La méthode utilisée pour identifier les molécules TERRA et les hybrides ADN/ARN dans cette étude est le même protocole optimisé d’extraction guanidinium-thiocyanate-phénol-chloroforme détaillé ici. Ce protocole a été développé pour permettre l’isolement simultané des hybrides ARN-ADN/ARN, de l’ARN total et de l’ADN génomique au sein d’un flux de travail unifié. En modifiant stratégiquement la méthode classique de séparation triphasée, ce protocole facilite la rétention sélective des hybrides ADN/ARN à l’interphase du phénol, minimisant ainsi leur perte — une limitation inhérente aux techniques d’extraction conventionnelles.
Traditionnellement, la détection et l’isolement des hybrides ADN/ARN reposaient sur l’immunoprécipitation avec l’anticorps monoclonal S9.6, qui reconnaît spécifiquement les structures hybrides ADN/ARN 18,19. Cette approche basée sur S9.6, bien que largement utilisée, peut être limitée par l’accessibilité des anticorps, le coût et la réactivité croisée potentielle. En revanche, notre protocole propose une alternative économique et indépendante des anticorps, facilement applicable aussi bien aux échantillons cellulaires qu’aux tissulaires.
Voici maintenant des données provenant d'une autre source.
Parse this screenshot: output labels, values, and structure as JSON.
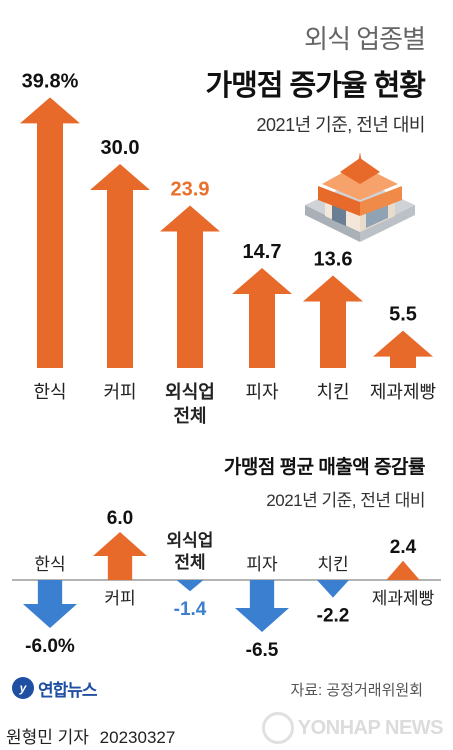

Pour renforcer davantage la pureté et l’intégrité structurelle de la fraction hybride ADN/ARN isolée, nous avons intégré la déprotéinisation médiée par la K par protéinase, suivie d’un traitement par DNase I. La DNase à l’étape I digère sélectivement le brin d’ADN des hybrides ADN/ARN, libérant ainsi l’ARN hybridé pour une isolation ultérieure et une analyse moléculaireen aval 20. Cette approche garantit que les espèces d’ARN récupérées sont spécifiquement celles qui ont été hybridées de manière stable à l’ADN in vivo. Grâce à sa configuration modulaire et à sa scalabilité, notre protocole est largement adaptable à divers contextes biologiques, offrant aux chercheurs un outil robuste pour interroger la biologie hybride ADN/ARN dans un large éventail de systèmes expérimentaux.